Must u bleed your lifters when installing new cams and why?

cheers!

bump, I know you are all probably over it by now but to add my 2 cents worth, having flopped onto this (looking for something else as usual)

Why/when do you bleed hydraulic lifters before/during engine rebuild/installation. To waffle a bit, I have always found that if people are told why first up it usually answers a lot of other questions down the track and/or will allow people to work things out for themselves.

You bleed/prime hydraulic lifters or anything hydraulic for that matter so that it does not go back into service dry.

Imho the supplier/repair manual author must assume that the said lifters are completely empty of the good oil or could be, from either having been supplied new in packet covered in preservative only or cleaned with a proprietry solvent during inspection prior to deciding that they are not worn or damaged & are therefore suitable for refitment to your otherwise new head/block etc., which would have been rebuilt using copious amounts of assembly oil (you hope) so that no moving parts start life metal to metal. (dry)

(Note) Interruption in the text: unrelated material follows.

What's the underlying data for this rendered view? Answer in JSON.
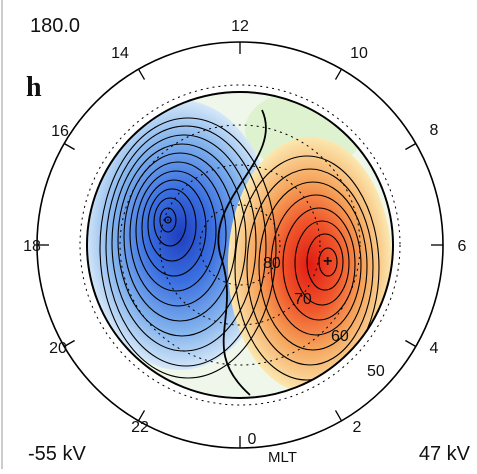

Either way if they are installed in this empty condition they are gonna rattle for a while, wear until the engine oil circulation system pumps them up to operating pressure & as someone pointed out earlier maybe stick down (suction close) and maybe not pump up at all, ever. Someone else said that it helps clean the old oil out of your lifters & so it does but the primary reason is to give them a chance of not sticking permanently closed on initial startup. Hydraulic lifters are little oil pumps & most all pumps work better from startup if they are preloaded/primed.

So, if they have been sitting for a while before re-install, or are new in box, prime'em, they'll loveya for it.